David Ferreira inspirou-se nos temas da Guerra e do Fado, engendrando uma coleção imponente e dramática, apresentada à luz do dia no jardim do Parque Eduardo VII, que atesta o facto do designer colaborar com artistas nacionais e internacionais, como Mariza, Björk, Rossy de Palma, entre outros.
Valentim Quaresma mostrou com CARNAL peças audaciosas e intrépidas, que posicionam o criador, tal como Ricardo Andrez e David Ferreira, numa via incontestável de internacionalização da moda portuguesa.
De salientar os regressos de Aleksandar Protic e Nair Xavier à ModaLisboa. Protic apresentou uma coleção refinada que fez uma clara e luxuosa celebração das formas femininas, e Nair Xavier, com a coleção NKAGUYAA e em colaboração com DINIZ&CRUZ, exibiu vestuário menswear de construção exímia conjugado com acessórios arrojados, o que resultou como uma lufada de ar fresco para a moda masculina.
Notáveis, igualmente, as coleções de Ricardo Preto, com WHOLE LOTTA LOVE, onde exibiu peças com silhuetas desprendidas, num hino ao amor e à liberdade, e de Olga Noronha, Luís Carvalho e Filipe Faísca, que fechou a edição LUZ.
Menos surpreendentes e coesas as coleções de Kolovrat, Nuno Gama, Christophe Sauvat, Carolina Machado, Morecco, Patrick de Pádua, Duarte e AWAYTOMARS, ainda que todas, dentro do seu universo, apresentassem bastantes elementos carismáticos e com qualidade na construção.

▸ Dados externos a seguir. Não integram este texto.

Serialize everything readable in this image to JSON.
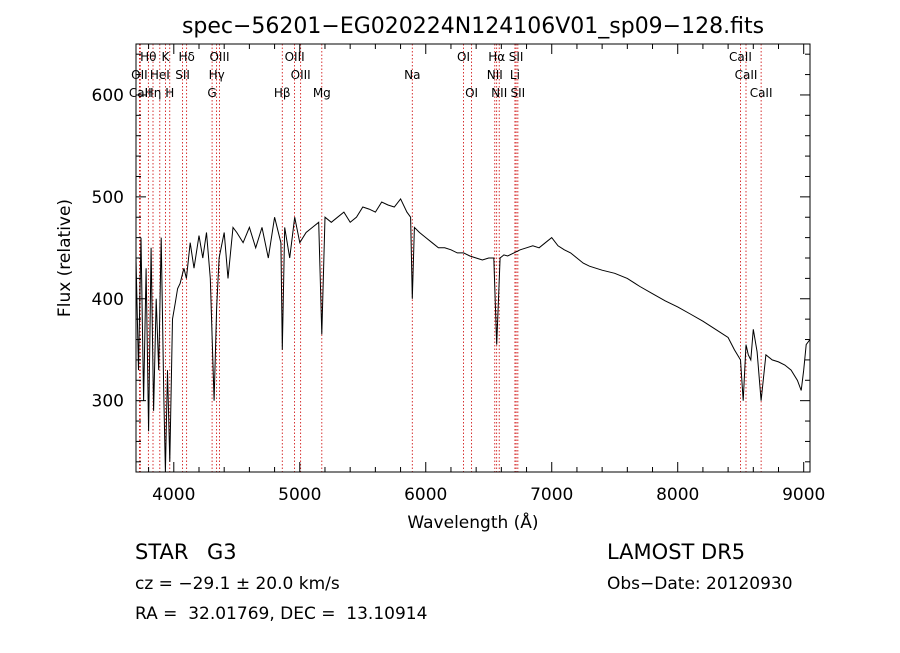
{
  "chart_data": {
    "type": "line",
    "title": "spec−56201−EG020224N124106V01_sp09−128.fits",
    "xlabel": "Wavelength (Å)",
    "ylabel": "Flux (relative)",
    "xlim": [
      3700,
      9050
    ],
    "ylim": [
      230,
      650
    ],
    "x_ticks": [
      4000,
      5000,
      6000,
      7000,
      8000,
      9000
    ],
    "y_ticks": [
      300,
      400,
      500,
      600
    ],
    "grid": false,
    "line_color": "#000000",
    "marker_color": "#cc0000",
    "series": [
      {
        "x": [
          3700,
          3720,
          3740,
          3760,
          3780,
          3800,
          3820,
          3840,
          3860,
          3880,
          3900,
          3920,
          3933,
          3950,
          3968,
          3990,
          4010,
          4030,
          4050,
          4080,
          4100,
          4130,
          4160,
          4200,
          4230,
          4260,
          4290,
          4320,
          4340,
          4360,
          4400,
          4430,
          4470,
          4500,
          4550,
          4600,
          4650,
          4700,
          4750,
          4800,
          4850,
          4861,
          4880,
          4920,
          4960,
          5000,
          5050,
          5100,
          5150,
          5175,
          5200,
          5250,
          5300,
          5350,
          5400,
          5450,
          5500,
          5550,
          5600,
          5650,
          5700,
          5750,
          5800,
          5850,
          5880,
          5893,
          5910,
          5950,
          6000,
          6050,
          6100,
          6150,
          6200,
          6250,
          6300,
          6350,
          6400,
          6450,
          6500,
          6540,
          6563,
          6590,
          6620,
          6650,
          6700,
          6750,
          6800,
          6850,
          6900,
          6950,
          7000,
          7050,
          7100,
          7150,
          7200,
          7250,
          7300,
          7400,
          7500,
          7600,
          7700,
          7800,
          7900,
          8000,
          8100,
          8200,
          8300,
          8400,
          8450,
          8498,
          8520,
          8542,
          8560,
          8580,
          8600,
          8630,
          8662,
          8700,
          8750,
          8800,
          8850,
          8900,
          8950,
          8980,
          9000,
          9020,
          9050
        ],
        "y": [
          440,
          330,
          460,
          300,
          430,
          270,
          450,
          290,
          400,
          330,
          460,
          310,
          230,
          330,
          240,
          380,
          395,
          410,
          415,
          430,
          420,
          455,
          430,
          462,
          440,
          465,
          420,
          300,
          390,
          440,
          465,
          420,
          470,
          465,
          455,
          470,
          450,
          470,
          440,
          480,
          455,
          350,
          470,
          440,
          480,
          455,
          465,
          470,
          475,
          365,
          480,
          475,
          480,
          485,
          475,
          480,
          490,
          488,
          485,
          495,
          492,
          490,
          498,
          485,
          480,
          400,
          470,
          465,
          460,
          455,
          450,
          450,
          448,
          445,
          445,
          442,
          440,
          438,
          440,
          440,
          355,
          440,
          443,
          442,
          445,
          448,
          450,
          452,
          450,
          455,
          460,
          452,
          448,
          445,
          440,
          435,
          432,
          428,
          425,
          420,
          412,
          405,
          398,
          392,
          385,
          378,
          370,
          362,
          350,
          340,
          300,
          355,
          345,
          340,
          370,
          348,
          300,
          345,
          340,
          338,
          335,
          330,
          320,
          310,
          330,
          355,
          360
        ]
      }
    ],
    "annotations": [
      {
        "label": "Hθ",
        "x": 3798,
        "row": 0
      },
      {
        "label": "K",
        "x": 3934,
        "row": 0
      },
      {
        "label": "Hδ",
        "x": 4102,
        "row": 0
      },
      {
        "label": "OIII",
        "x": 4363,
        "row": 0
      },
      {
        "label": "OIII",
        "x": 4959,
        "row": 0
      },
      {
        "label": "OI",
        "x": 6300,
        "row": 0
      },
      {
        "label": "Hα",
        "x": 6563,
        "row": 0
      },
      {
        "label": "SII",
        "x": 6717,
        "row": 0
      },
      {
        "label": "CaII",
        "x": 8498,
        "row": 0
      },
      {
        "label": "OII",
        "x": 3727,
        "row": 1
      },
      {
        "label": "HeI",
        "x": 3889,
        "row": 1
      },
      {
        "label": "SII",
        "x": 4070,
        "row": 1
      },
      {
        "label": "Hγ",
        "x": 4340,
        "row": 1
      },
      {
        "label": "OIII",
        "x": 5007,
        "row": 1
      },
      {
        "label": "Na",
        "x": 5893,
        "row": 1
      },
      {
        "label": "NII",
        "x": 6548,
        "row": 1
      },
      {
        "label": "Li",
        "x": 6708,
        "row": 1
      },
      {
        "label": "CaII",
        "x": 8542,
        "row": 1
      },
      {
        "label": "CaII",
        "x": 3734,
        "row": 2
      },
      {
        "label": "Hη",
        "x": 3835,
        "row": 2
      },
      {
        "label": "H",
        "x": 3968,
        "row": 2
      },
      {
        "label": "G",
        "x": 4304,
        "row": 2
      },
      {
        "label": "Hβ",
        "x": 4861,
        "row": 2
      },
      {
        "label": "Mg",
        "x": 5175,
        "row": 2
      },
      {
        "label": "OI",
        "x": 6364,
        "row": 2
      },
      {
        "label": "NII",
        "x": 6583,
        "row": 2
      },
      {
        "label": "SII",
        "x": 6731,
        "row": 2
      },
      {
        "label": "CaII",
        "x": 8662,
        "row": 2
      }
    ],
    "line_markers": [
      3727,
      3734,
      3798,
      3835,
      3889,
      3934,
      3968,
      4070,
      4102,
      4304,
      4340,
      4363,
      4861,
      4959,
      5007,
      5175,
      5893,
      6300,
      6364,
      6548,
      6563,
      6583,
      6708,
      6717,
      6731,
      8498,
      8542,
      8662
    ]
  },
  "footer": {
    "object_class": "STAR",
    "subclass": "G3",
    "survey": "LAMOST DR5",
    "cz": "cz = −29.1 ± 20.0 km/s",
    "obs_date": "Obs−Date: 20120930",
    "radec": "RA =  32.01769, DEC =  13.10914"
  }
}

Dino Alves mostrou uma coleção imprecisa, apesar dos evidentes contornos conceptuais e abstratos e transformou a passarela num intencional statement thought provoking, sendo o único designer que não providenciou qualquer descrição ou informação da sua coleção nesta edição.
De notar que a inclusão da marca CIA.MARÍTIMA num espaço de exibição privilegiado como a ModaLisboa é questionável e discutível, tendo em conta a finalidade do evento.
No segmento dedicado aos novos designers, denominado por SANGUE NOVO, o Prémio ModaLisboa foi atribuído a David Pereira, que recebeu uma bolsa de 5,000€ concedida pela ModaLisboa, um Summer Course oferecido pela Domus Academy em Milão e uma entrada direta no SANGUE NOVO da edição de março de 2018.
Esta edição Primavera/Verão constituiu, manifestamente, uma mudança e transição positivas no que toca à parte da estruturação e organização do evento, embora se abandone a edição com a sensação de que a moda nacional carece de um pouco mais do que um título sugestivo como LUZ para ter mais fulgor e luminescência.